2. Reporting. Knowing the signs of drug diversion isn’t enough. Healthcare workers who suspect that one or more colleagues is diverting drugs need to say something by reporting relevant incidents to a clinical supervisor, local police and/or in-house drug diversion team. Anonymous reporting tools such as HealthCareDiversion.org are easy to use for patients and healthcare workers who want to do the right thing (report suspected diversion) but are afraid of retribution or other negative consequences.

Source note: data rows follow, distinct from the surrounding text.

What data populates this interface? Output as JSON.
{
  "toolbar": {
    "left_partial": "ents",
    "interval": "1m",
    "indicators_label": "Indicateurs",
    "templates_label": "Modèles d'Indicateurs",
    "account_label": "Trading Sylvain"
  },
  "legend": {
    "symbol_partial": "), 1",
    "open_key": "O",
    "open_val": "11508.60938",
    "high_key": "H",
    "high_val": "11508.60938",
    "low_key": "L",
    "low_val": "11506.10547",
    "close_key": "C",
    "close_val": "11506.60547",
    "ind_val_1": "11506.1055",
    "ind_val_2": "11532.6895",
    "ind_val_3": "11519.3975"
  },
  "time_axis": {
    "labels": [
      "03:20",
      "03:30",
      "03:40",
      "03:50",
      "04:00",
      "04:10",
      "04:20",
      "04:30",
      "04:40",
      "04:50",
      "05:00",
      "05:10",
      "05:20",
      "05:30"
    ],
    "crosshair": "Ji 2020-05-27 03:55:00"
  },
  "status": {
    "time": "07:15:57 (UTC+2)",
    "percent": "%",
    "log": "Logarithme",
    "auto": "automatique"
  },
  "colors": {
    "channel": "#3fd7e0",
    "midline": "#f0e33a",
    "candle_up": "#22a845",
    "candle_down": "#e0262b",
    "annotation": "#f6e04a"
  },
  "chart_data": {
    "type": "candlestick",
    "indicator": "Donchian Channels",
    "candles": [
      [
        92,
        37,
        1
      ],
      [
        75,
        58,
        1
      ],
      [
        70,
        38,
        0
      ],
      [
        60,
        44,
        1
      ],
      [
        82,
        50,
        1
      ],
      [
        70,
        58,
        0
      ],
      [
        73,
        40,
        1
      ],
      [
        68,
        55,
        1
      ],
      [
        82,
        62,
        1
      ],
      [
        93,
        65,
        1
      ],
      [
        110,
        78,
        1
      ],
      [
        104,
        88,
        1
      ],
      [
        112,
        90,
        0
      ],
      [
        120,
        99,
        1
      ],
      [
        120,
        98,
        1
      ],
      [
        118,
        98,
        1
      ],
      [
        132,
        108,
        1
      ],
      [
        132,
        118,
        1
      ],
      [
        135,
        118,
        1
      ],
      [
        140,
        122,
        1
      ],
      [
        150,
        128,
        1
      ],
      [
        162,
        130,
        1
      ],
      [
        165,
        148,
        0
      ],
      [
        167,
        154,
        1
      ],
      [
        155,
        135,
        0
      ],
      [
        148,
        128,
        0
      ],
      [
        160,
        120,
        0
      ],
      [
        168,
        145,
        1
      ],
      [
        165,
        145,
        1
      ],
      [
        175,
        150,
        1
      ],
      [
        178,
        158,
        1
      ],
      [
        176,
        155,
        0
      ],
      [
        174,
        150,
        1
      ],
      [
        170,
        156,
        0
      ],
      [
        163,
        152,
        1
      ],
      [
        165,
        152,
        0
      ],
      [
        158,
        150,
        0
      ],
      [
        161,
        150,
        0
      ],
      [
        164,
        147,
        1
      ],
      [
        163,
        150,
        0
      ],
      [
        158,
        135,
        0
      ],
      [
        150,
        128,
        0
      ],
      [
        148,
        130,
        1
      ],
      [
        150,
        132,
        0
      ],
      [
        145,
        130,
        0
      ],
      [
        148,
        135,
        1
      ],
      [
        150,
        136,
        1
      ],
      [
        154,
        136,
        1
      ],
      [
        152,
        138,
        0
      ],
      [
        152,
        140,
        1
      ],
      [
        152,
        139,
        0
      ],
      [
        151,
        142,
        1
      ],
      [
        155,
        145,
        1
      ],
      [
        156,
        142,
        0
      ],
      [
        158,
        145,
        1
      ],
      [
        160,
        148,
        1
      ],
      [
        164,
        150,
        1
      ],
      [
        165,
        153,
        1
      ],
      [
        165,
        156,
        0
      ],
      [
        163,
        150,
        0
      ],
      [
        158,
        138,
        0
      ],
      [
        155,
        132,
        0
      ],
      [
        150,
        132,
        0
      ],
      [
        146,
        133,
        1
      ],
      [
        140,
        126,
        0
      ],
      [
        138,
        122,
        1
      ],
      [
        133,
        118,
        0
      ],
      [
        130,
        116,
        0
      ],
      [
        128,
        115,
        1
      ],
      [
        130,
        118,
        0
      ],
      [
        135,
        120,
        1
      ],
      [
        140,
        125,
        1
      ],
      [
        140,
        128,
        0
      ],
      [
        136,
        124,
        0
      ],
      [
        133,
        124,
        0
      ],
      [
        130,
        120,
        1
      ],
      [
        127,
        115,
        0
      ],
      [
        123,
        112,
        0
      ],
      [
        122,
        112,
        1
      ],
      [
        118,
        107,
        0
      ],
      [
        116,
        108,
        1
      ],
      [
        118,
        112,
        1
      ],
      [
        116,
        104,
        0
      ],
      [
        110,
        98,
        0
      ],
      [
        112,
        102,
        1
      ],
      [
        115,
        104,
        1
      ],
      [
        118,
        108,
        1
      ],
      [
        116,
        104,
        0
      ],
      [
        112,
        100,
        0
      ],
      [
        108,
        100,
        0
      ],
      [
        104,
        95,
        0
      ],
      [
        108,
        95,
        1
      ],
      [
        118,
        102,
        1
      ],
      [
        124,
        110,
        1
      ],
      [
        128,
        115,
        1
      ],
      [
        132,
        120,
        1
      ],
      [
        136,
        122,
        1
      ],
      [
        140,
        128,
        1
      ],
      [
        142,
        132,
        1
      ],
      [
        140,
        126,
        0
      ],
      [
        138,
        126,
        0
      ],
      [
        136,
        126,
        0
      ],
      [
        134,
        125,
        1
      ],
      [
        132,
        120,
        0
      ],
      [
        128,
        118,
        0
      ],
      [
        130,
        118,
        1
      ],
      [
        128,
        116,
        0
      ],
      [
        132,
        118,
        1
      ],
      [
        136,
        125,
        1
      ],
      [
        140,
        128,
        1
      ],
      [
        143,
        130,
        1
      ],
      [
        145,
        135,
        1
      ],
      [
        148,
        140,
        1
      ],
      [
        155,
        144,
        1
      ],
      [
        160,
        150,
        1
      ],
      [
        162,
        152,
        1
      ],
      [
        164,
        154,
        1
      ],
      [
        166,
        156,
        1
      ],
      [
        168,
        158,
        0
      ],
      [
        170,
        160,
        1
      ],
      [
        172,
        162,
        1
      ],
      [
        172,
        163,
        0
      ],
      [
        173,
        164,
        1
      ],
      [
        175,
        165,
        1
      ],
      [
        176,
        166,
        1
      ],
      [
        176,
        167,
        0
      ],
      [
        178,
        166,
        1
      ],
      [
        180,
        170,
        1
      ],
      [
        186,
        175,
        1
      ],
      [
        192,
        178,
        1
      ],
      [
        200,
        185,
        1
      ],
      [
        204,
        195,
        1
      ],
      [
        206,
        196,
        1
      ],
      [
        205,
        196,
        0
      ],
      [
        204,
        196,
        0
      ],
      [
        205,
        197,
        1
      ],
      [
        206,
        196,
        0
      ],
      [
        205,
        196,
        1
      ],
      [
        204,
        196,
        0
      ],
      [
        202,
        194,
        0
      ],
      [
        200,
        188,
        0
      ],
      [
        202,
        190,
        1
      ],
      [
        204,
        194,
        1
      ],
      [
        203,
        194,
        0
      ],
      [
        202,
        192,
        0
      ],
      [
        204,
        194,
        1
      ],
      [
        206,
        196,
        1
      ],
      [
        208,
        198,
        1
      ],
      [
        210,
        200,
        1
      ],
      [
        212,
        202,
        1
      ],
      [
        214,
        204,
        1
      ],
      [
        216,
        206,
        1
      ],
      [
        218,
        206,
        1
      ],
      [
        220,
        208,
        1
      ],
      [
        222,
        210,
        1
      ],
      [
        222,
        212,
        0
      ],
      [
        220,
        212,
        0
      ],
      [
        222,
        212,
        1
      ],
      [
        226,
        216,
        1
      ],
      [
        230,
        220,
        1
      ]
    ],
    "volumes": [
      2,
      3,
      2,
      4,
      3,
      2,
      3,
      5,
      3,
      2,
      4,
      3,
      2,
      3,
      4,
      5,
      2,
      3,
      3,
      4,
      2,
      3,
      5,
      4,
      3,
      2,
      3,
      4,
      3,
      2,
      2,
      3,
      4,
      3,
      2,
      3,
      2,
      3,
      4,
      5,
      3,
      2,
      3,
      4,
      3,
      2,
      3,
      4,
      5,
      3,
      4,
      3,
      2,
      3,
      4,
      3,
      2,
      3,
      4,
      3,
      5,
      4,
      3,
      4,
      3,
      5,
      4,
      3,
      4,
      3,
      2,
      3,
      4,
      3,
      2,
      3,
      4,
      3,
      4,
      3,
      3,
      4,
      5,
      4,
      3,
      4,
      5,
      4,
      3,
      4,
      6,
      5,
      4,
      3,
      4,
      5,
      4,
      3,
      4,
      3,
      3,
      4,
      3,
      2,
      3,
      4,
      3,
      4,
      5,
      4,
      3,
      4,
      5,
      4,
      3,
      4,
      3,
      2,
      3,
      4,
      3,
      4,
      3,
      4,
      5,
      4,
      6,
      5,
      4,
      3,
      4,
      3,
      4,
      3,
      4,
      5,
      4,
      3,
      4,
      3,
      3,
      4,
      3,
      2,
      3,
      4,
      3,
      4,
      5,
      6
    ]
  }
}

3. Tracking. The sooner diversion is identified, the sooner it can be stopped. While many large hospital drug-dispensing programs involve looking at patterns of medication waste, medical records and inventory logs, it can take at least a week to establish a pattern that flags a hospital compliance team. Leveraging smarter tracking tools that can compile and analyze raw data from multiple sources can help alert compliance teams to incidents that warrant investigations much sooner.
Protecting patients is the most important job of healthcare workers and we should applaud the hospitals that are setting the bar through their comprehensive drug diversion programs.